Practice turning a vague issue into a proper spec.

Starting point — the vague issue:

Add dark mode to the settings page.

This is a real type of request: it has a goal but no criteria, no scope boundary, no technical notes. If you hand this to an agent, you’ll get something, but you won’t know if it’s right until you test it manually, and you’ll have no systematic way to review it.

Your task:

Rewrite it as a spec using the medium-scale template above. Before writing, answer these questions:

  1. What exactly does “dark mode” mean here? Theme toggle? System preference detection? Persisted user preference?
  2. Which files are likely to change?
  3. What existing patterns should the agent follow?
  4. What should the agent explicitly not do? (Restyling the entire app? Modifying the design system?)
  5. How will you know it’s correct?

There’s no single right answer — the spec you write depends on the codebase context you imagine. The goal is to practice the process of turning ambiguity into precision before any code is written.

After completing the exercise, compare your spec to this example:

Example spec for dark mode (click to expand)
# Spec: Dark Mode on Settings Page

## Goal
Allow users to toggle dark mode from the settings page.
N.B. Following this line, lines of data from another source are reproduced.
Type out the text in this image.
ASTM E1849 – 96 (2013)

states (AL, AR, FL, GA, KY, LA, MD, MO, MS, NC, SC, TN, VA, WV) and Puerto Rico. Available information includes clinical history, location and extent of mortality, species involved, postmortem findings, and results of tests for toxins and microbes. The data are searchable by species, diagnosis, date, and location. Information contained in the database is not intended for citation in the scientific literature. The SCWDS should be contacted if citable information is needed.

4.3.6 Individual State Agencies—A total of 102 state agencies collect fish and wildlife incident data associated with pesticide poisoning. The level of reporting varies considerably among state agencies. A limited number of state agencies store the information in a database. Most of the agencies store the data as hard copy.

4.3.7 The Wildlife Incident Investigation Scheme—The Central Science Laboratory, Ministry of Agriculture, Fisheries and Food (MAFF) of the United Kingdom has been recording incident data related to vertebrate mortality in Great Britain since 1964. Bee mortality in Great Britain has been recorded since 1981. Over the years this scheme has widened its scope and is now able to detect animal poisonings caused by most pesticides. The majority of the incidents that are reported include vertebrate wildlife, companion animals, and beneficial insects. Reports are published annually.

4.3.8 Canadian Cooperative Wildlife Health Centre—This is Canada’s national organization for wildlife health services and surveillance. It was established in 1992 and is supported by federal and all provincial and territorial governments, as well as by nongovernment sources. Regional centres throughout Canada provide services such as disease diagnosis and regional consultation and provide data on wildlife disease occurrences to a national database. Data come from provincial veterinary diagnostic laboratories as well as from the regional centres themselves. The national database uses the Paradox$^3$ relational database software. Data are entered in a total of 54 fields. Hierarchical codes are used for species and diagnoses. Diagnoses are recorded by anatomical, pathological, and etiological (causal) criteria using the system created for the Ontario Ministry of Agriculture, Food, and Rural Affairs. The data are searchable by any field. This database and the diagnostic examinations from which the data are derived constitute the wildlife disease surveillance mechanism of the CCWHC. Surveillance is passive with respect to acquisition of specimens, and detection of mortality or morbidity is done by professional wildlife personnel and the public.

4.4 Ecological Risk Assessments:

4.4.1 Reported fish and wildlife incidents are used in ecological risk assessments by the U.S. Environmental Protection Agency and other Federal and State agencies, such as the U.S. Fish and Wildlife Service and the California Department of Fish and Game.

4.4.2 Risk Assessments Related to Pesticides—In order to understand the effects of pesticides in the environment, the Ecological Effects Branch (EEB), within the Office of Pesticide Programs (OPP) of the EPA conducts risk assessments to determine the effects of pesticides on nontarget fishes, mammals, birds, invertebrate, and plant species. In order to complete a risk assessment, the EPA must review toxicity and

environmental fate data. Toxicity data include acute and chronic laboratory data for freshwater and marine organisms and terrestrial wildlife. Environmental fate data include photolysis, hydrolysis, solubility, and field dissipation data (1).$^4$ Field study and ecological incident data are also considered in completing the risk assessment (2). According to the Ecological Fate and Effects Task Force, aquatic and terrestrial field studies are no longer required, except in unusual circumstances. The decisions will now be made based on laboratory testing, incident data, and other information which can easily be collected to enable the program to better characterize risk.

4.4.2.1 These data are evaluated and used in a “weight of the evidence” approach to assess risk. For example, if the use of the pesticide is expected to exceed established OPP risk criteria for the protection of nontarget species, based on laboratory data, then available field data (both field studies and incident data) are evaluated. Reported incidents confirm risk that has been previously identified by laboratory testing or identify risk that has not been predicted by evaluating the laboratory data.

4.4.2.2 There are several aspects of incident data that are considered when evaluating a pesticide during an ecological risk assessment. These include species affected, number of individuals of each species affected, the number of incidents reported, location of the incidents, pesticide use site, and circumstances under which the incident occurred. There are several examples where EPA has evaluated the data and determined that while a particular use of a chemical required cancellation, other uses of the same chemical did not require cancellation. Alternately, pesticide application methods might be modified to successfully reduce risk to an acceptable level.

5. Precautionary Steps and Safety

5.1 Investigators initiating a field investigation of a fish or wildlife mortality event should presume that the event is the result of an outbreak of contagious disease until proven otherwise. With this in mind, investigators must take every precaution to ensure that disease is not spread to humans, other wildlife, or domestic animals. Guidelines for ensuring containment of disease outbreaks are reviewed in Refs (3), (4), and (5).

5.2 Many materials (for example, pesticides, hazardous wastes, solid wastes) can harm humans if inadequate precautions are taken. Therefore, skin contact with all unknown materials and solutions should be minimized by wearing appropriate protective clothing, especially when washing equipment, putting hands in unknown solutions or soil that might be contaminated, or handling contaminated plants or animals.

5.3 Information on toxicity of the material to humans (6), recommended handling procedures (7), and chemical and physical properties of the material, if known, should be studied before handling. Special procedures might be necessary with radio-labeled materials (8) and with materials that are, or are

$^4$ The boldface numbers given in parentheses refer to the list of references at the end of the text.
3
The preference
persists to their profile and applies on next page load.

## Acceptance criteria
- [ ] New "Appearance" section in the settings page, below "Notifications"
- [ ] Toggle switch: "Dark mode" (default: follows system preference)
- [ ] Options: "System default", "Light", "Dark"
- [ ] Selected preference is saved via PATCH /api/users/:id
  { preferences: { theme: "system" | "light" | "dark" } }
- [ ] On page load, the app applies the saved theme before render (no flash)
- [ ] Uses the existing ThemeToggle component from src/components/ui/
- [ ] Unit tests for the preference persistence logic
- [ ] E2E test: toggle → reload → theme persists

## Technical notes
- Theme preference stored in the user_preferences JSON column
- Follow the pattern in src/pages/settings/NotificationsSection.tsx
- Use CSS custom properties already defined in src/styles/themes.css
- No changes to the design system or global styles

## Out of scope
- Auto-scheduling (e.g., dark mode at sunset)
- Per-component theme overrides
- Restyling any existing pages or components

The spec as the issue body

Once you have a spec, the most direct way to hand it to a coding agent is to put it in the issue body. This is how the GitHub Copilot Coding Agent, Claude, and Codex receive their primary instruction: from the issue description.
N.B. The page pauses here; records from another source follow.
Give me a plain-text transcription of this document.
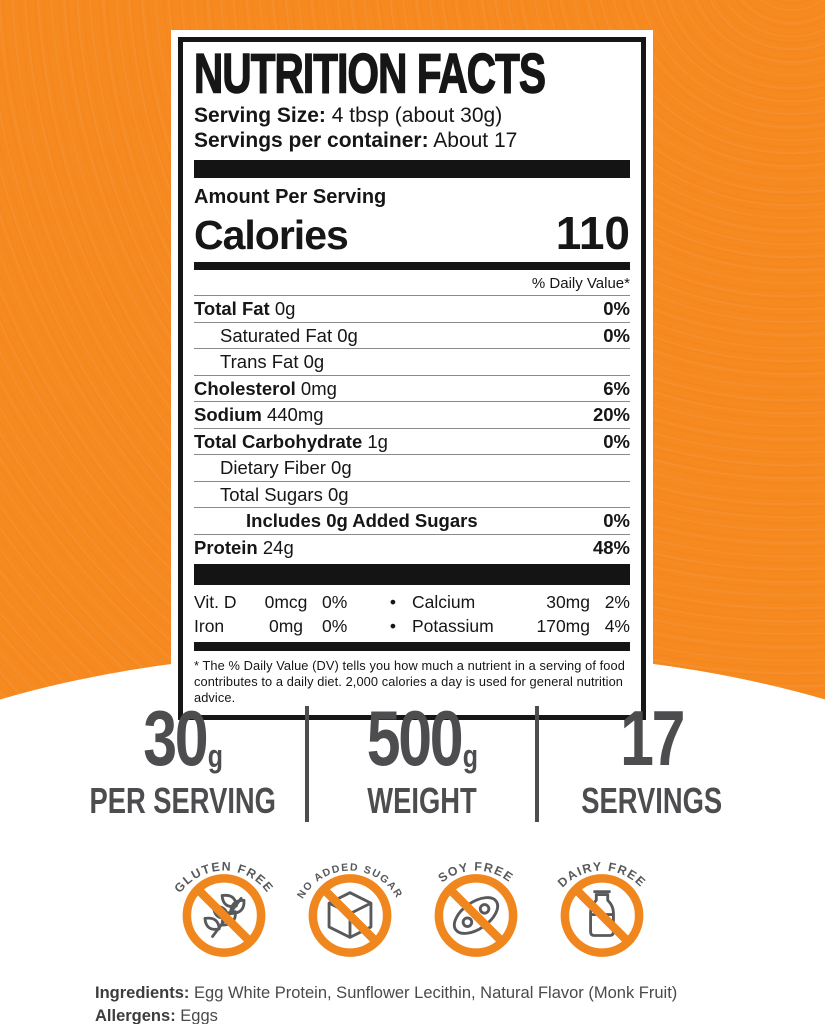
NUTRITION FACTS
Serving Size: 4 tbsp (about 30g)
Servings per container: About 17
Amount Per Serving
Calories	110
% Daily Value*
Total Fat 0g	0%
Saturated Fat 0g	0%
Trans Fat 0g
Cholesterol 0mg	6%
Sodium 440mg	20%
Total Carbohydrate 1g	0%
Dietary Fiber 0g
Total Sugars 0g
Includes 0g Added Sugars	0%
Protein 24g	48%
Vit. D	0mcg 0%	• Calcium	30mg 2%
Iron	0mg	0%	• Potassium	170mg 4%
* The % Daily Value (DV) tells you how much a nutrient in a serving of food contributes to a daily diet. 2,000 calories a day is used for general nutrition advice.
30g
PER SERVING
500g
WEIGHT
17
SERVINGS
GLUTEN FREE NO ADDED SUGAR
SOY FREE	DAIRY FREE
Ingredients: Egg White Protein, Sunflower Lecithin, Natural Flavor (Monk Fruit)
Allergens: Eggs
A well-formed issue body is the spec:

## Goal

Add a labels feature to the task management API so users can organize
and filter tasks by string labels.

## Acceptance criteria

- [ ] POST /api/tasks/:id/labels — adds a label (body: { name: string })
- [ ] DELETE /api/tasks/:id/labels/:name — removes a label
- [ ] GET /api/tasks?label=:name — filters by exact label match
- [ ] Label names: lowercase, max 50 chars, alphanumeric + hyphens
- [ ] Unit tests for validation logic
- [ ] Integration tests for all three endpoints

## Technical notes

- Follow the route pattern in src/routes/tasks.js
- Use the existing validate() middleware
- Use parameterized queries (no string interpolation in SQL)

## Out of scope

- Label colors or metadata
- Bulk operations

When you assign this issue to a coding agent, it reads the acceptance criteria exactly as you wrote them. After the PR is created, those same criteria become your review checklist. The spec is not a separate document — it is the issue, the instruction to the agent, and the review checklist all in one.

This is the full Spec-Driven Development cycle in practice:

Write spec

Paste spec into issue body

Assign issue to agent

Agent creates PR

Review PR against AC checklist

Close issue


What comes next

In Ch 5, we’ll look at prompt engineering — the skill of translating a spec into an effective prompt. If you’ve written a good spec, this becomes straightforward: the Goal becomes the goal component of your prompt, the Acceptance Criteria become the constraints, and the Technical Notes become the context. The spec and the prompt share the same structure.

In Ch 9, you’ll take this further: you’ll build a spec-writer agent skill that takes a vague issue description as input and produces a structured spec as output. By that point, you’ll have enough practice with SDD that automating the first draft will feel natural.